At the swimming pool. Nikon F3, expired Fujifilm 800

Like many photographers out there I have several cameras. As I shoot film the majority is vintage cameras of the yesteryear. Once in a while I decide to take one of them and shoot for some time, then I choose another one and so on. But there is one camera that’s always with me.

This camera has literally seen all my photos, the good and the bad ones. It is with me all the time and most importantly it is always ready to shoot. No matter where I am and what is going on, if I see a picture, bam! goes my camera and the photo is taken.

I love this camera. It has never let me down and the pictures I get from it are always technically perfect. But it has one major disadvantage compared to other cameras: I can’t transfer photos to my computer. In fact, I can’t get them out anywhere. The reason?

It’s simple, and you must have already guessed why. If not, here’s the truth. That camera of a lifetime is not of the gear world of bodies, shutters etc.

It is my eye.

Even when I don’t have any camera with me I can still see photographically and capture those potential photos. Actually, they are not very much potential if you saw them. It’s just that you can’t show them to anybody. But this doesn’t bother me much because the photos I made with my eyes left some impact on my vision, and hopefully made me a better photographer.

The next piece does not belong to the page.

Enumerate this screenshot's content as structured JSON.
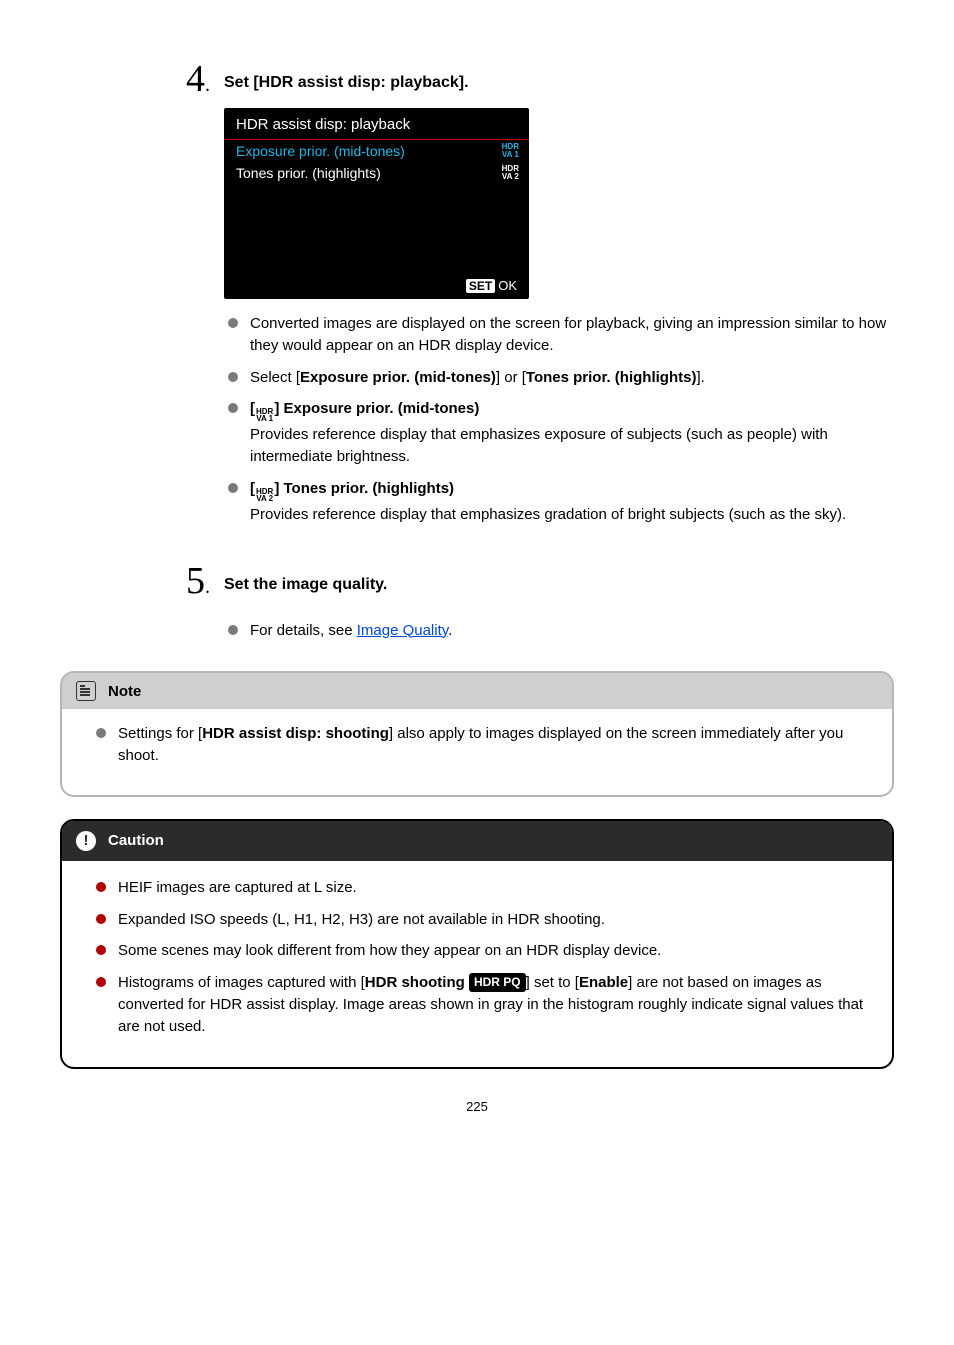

So I’m actually very glad I can take pictures with my eyes. The only thing that upsets me is that I tend to forget those great shots.


2 thoughts on “The Camera That’s Always with Me

  1. Now all you have to do is make your actual camera a permanent item next to you, in your bag, on your wrist, on your neck or shoulder 🙂 So you keep these memories!
    Mentally taking photos is a great practice thou. Have a good week!


    1. Thank you, Yuri! Haha, I should have probably put it into the post or P.S. that in fact I have a camera with me all the time. It’s just that I’m/it’s not always ready. You know how it happens. One second you see a great scene and the composition and the light and everything in place, and the next second it’s gone. No time to react but just remember you saw it.